München – Es ist Anfang März, der kalendarische Frühlingsanfang noch mehr als zwei Wochen entfernt. Zweifel und Krisen schießen beim FC Bayern den gesamten Winter über schon ins Kraut. Spekulationen und Gerüchte blühen wie an der Säbener Straße. Und die Träume? Von Titeln und Erfolgen? Unrealistisch, unter der Grasnarbe. Aber noch vorhanden. Wunder soll es ja immer wieder geben.

Für den FC Bayern und Thomas Tuchel geht es um die gesamte Saison

Ein Weiterkommen im Achtelfinale der Champions League gegen Lazio Rom, den Tabellenneunten der italienischen Serie A, der zuletzt drei von vier Partien verlor, soll ein Wunder sein? Nicht auf dem Papier, nicht einmal nach dem 0:1 vor drei Wochen im Hinspiel in Rom. Thomas Müller, der Vize-Kapitän, spricht von einer “machbaren Aufgabe”. Doch diese Bayern, mit nur einem Erfolg in den letzten fünf Pflichtspielen, Status verunsichert bis taumelnd? Diese Konstellation mit Team und Trainer Thomas Tuchel, die explosive, ja teils toxische Züge trägt?

Das Erreichen des Viertelfinales wäre unter diesen Gesichtspunkten ein Wunder. Am Dienstagabend (21 Uhr, Prime Video und im AZ-Liveticker) steigt in der Allianz Arena ein K.o.-Spiel im wahrsten Sinne des Begriffes. Es geht einerseits um eine zweistellige Millionen-Summe an Uefa-Prämien und TV-Einnahmen, aber noch wichtiger: Um Ziele und Träume, um den letzten realistischen Titel, im Grunde um die gesamte Saison – und um den Trainer.

Tuchel: “Wir brauchen ein emotionalisiertes Stadion”

Die Zündschnur ist gelegt. Fragt sich nur, ob es zu einer Explosion, zu einer ungeahnten Leistungssteigerung im rechten Moment oder zu einer Implosion kommt. Dem Verein würde bei einer Pleite bereits im Achtelfinale (nach drei Viertelfinal-Ausscheiden hintereinander) die Zerreißprobe drohen. Soll, ja muss man dann den zuletzt trotzigen, teils zynischen Chefcoach sofort entlassen, um das Binnenklima im Klub wie in der Kabine zu retten? Trotz der getroffenen Vereinbarung, den Weg bis zum Saisonende weiterzugehen? Aber eben nicht auf Biegen und Brechen.

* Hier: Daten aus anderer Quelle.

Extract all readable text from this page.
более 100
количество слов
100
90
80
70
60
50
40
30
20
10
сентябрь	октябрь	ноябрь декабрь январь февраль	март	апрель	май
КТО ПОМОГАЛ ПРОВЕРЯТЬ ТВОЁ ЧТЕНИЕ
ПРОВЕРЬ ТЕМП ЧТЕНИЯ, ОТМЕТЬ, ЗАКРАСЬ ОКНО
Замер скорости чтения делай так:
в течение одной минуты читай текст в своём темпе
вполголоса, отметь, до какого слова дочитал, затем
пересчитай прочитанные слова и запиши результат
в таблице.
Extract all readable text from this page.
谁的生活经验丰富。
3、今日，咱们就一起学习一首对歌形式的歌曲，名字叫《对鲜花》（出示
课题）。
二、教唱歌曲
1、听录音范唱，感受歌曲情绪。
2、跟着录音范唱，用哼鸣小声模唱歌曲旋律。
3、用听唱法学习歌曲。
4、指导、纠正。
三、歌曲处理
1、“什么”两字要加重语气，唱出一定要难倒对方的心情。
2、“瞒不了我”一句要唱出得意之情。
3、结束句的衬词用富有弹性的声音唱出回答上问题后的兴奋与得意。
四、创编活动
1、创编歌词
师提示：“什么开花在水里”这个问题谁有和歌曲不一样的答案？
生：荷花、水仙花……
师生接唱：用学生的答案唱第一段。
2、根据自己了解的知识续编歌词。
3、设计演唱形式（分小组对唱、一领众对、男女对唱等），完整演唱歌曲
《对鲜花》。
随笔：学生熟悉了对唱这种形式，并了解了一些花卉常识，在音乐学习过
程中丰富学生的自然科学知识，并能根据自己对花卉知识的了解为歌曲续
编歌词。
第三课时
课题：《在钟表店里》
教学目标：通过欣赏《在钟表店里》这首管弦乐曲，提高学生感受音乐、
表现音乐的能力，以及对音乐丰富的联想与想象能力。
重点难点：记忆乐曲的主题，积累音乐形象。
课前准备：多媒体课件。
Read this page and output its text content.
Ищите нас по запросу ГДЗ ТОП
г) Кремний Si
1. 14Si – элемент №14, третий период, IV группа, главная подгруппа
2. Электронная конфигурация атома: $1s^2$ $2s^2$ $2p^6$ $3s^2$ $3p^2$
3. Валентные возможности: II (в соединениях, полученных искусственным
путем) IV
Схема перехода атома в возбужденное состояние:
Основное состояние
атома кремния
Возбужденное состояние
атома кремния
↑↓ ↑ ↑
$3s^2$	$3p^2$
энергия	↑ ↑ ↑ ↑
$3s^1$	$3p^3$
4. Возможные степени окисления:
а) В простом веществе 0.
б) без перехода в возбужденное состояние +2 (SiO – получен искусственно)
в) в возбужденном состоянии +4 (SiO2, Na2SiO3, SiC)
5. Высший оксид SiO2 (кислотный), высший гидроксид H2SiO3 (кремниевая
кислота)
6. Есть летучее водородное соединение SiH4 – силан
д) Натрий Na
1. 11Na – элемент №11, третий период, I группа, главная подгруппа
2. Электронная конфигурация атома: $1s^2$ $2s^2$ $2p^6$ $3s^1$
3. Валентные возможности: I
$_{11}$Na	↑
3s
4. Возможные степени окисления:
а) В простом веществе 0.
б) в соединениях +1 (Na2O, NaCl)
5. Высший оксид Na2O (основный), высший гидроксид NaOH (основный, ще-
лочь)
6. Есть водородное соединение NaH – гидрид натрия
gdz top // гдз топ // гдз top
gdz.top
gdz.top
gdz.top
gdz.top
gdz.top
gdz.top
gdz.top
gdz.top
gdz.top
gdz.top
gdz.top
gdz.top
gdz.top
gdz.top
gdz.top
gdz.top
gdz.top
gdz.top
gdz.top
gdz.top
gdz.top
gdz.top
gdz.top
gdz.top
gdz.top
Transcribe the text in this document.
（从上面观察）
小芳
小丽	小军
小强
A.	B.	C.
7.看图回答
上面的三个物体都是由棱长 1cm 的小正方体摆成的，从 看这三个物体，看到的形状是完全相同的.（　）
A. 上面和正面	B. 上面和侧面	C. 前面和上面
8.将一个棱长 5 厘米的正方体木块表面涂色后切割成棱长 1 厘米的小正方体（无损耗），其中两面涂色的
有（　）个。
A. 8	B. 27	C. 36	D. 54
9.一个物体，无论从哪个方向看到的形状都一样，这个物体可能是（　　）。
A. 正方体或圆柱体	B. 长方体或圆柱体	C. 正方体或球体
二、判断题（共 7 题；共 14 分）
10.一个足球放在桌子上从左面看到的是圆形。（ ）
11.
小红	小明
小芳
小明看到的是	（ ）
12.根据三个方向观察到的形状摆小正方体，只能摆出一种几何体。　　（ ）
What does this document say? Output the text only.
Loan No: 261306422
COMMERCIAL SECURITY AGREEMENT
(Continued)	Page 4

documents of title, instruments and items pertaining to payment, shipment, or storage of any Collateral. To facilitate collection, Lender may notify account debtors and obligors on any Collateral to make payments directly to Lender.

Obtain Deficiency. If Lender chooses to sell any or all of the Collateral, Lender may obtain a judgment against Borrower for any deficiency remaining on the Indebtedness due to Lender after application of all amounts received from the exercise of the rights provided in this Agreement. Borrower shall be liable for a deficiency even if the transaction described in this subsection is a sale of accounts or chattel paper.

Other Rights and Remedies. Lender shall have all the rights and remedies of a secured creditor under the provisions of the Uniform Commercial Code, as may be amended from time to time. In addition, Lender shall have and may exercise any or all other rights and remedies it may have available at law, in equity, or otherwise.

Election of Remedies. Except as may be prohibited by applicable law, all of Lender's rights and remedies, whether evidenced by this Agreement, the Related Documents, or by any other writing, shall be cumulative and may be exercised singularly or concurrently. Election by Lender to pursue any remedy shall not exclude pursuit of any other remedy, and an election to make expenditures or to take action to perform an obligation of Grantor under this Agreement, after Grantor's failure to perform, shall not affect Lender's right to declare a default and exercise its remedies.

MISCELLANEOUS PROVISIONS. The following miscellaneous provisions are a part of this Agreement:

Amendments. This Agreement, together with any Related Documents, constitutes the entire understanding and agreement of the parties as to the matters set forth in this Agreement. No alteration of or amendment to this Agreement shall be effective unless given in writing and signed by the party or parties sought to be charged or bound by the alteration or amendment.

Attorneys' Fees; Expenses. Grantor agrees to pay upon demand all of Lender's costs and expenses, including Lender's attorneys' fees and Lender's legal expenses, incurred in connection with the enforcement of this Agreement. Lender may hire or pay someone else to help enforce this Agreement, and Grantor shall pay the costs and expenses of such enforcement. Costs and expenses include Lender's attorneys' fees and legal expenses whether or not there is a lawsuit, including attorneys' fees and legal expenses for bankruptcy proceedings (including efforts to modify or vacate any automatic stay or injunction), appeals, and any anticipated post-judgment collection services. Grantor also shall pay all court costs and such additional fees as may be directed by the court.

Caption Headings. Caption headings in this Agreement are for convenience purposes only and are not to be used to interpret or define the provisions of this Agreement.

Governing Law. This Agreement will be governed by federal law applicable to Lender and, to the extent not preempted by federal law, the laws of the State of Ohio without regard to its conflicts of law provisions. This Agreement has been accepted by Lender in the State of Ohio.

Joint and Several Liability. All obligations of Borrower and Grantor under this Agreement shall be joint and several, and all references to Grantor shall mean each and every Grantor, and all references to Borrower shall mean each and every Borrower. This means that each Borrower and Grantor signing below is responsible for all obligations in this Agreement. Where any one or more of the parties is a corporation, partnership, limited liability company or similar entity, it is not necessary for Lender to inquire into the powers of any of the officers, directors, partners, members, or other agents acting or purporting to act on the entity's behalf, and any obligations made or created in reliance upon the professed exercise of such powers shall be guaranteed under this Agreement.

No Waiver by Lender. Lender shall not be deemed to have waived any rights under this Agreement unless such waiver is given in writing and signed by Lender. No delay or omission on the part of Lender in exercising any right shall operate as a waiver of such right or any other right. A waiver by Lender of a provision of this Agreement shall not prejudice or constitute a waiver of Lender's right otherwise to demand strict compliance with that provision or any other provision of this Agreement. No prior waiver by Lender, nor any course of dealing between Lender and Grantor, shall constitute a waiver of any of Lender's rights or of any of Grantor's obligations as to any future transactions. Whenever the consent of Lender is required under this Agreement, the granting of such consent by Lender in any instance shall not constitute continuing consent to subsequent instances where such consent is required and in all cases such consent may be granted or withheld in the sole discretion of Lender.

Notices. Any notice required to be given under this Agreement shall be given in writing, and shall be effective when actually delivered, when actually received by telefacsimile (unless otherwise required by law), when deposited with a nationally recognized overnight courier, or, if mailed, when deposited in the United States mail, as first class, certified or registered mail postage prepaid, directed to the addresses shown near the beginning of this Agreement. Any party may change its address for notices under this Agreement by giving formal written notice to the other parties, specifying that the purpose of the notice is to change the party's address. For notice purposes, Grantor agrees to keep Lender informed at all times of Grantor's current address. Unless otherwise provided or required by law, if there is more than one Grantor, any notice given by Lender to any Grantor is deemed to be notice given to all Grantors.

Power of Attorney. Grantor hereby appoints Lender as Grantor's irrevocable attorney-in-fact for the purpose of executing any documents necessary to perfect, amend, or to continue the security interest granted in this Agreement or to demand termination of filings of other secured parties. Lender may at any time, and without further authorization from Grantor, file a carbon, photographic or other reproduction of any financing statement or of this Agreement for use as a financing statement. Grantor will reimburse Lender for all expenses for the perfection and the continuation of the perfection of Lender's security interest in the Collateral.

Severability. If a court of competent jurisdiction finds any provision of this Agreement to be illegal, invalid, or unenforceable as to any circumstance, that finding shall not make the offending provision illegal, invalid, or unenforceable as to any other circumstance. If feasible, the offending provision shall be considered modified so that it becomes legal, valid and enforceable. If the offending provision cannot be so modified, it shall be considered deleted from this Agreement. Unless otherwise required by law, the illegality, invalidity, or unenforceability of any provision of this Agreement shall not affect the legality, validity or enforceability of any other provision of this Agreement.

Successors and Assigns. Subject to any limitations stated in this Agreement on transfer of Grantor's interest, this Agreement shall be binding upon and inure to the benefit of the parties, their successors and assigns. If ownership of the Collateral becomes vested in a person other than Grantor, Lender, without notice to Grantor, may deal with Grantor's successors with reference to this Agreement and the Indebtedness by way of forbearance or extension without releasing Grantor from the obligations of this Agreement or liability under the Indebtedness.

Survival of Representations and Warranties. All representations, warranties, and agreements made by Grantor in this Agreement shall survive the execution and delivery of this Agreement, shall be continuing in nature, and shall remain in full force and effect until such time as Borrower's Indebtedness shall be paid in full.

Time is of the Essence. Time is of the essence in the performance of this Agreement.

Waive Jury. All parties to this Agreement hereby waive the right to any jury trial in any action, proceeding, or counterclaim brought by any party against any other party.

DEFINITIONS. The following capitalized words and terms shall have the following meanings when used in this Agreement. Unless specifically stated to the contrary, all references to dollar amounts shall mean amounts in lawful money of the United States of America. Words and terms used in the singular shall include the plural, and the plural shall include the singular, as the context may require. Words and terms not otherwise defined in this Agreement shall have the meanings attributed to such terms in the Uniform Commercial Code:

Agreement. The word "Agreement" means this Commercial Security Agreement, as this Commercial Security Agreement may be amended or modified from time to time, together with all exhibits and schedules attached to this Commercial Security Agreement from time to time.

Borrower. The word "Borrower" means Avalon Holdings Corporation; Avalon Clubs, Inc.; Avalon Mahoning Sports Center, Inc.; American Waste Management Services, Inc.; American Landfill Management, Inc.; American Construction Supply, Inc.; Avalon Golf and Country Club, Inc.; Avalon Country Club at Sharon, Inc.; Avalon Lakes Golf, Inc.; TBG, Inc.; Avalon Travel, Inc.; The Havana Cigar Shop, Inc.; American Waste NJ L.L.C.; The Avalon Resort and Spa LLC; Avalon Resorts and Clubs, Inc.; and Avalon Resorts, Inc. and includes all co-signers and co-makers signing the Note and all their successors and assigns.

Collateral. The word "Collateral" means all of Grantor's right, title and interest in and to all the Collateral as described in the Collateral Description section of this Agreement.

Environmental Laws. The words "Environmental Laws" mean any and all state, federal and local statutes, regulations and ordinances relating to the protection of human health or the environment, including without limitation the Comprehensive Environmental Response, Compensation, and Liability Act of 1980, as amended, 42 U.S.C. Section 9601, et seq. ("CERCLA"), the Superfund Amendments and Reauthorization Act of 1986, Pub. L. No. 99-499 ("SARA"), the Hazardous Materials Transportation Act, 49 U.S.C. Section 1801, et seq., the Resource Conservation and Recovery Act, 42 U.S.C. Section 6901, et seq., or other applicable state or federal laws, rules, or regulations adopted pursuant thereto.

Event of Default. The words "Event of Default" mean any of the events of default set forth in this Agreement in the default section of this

Doch noch lebt sie, die Chance für den FC Bayern auf das 15. Königsklassen-Viertelfinale in den vergangenen 18 Jahren. Ein großes Spiel gegen Lazio, ein Festtag in der Champions League soll den Umschwung bringen – getragen von den Fans. “Wir brauchen ein emotionalisiertes Stadion, dafür müssen wir sorgen”, sagt Tuchel.

Thomas Müller peitscht ein: “Am Dienstag geht’s rund, mit Herz und Hirn”

Urbayer Müller, der Chef-Optimist der zuletzt bröckelnden Mia-san-mia-Tradition, ist “davon überzeugt, dass wir marschieren werden wie die Feuerwehr. Am Dienstag geht’s rund, mit Herz und Hirn”, schrieb er in seinem Newsletter und rief seinen Mitspielern und den Fans “Pack ma’s!” zu. Das erhoffte “Knistern in der Luft” (Müller) liegt auch an der Besonderheit des Moments, der Fallhöhe.

“Es geht um Energie, Mentalität und den Hunger, wie sehr wir es wollen. Wir haben die Qualität, die Situation umzudrehen”, sagte Alphonso Davies. “Wir sind zusammen in dieser Phase, stecken aktuell ein wenig in der Sch… und müssen zusammen da rauskommen”, so Matthijs de Ligt über die komplizierte Situation des Teams mit Tuchel als Trainer auf Zeit.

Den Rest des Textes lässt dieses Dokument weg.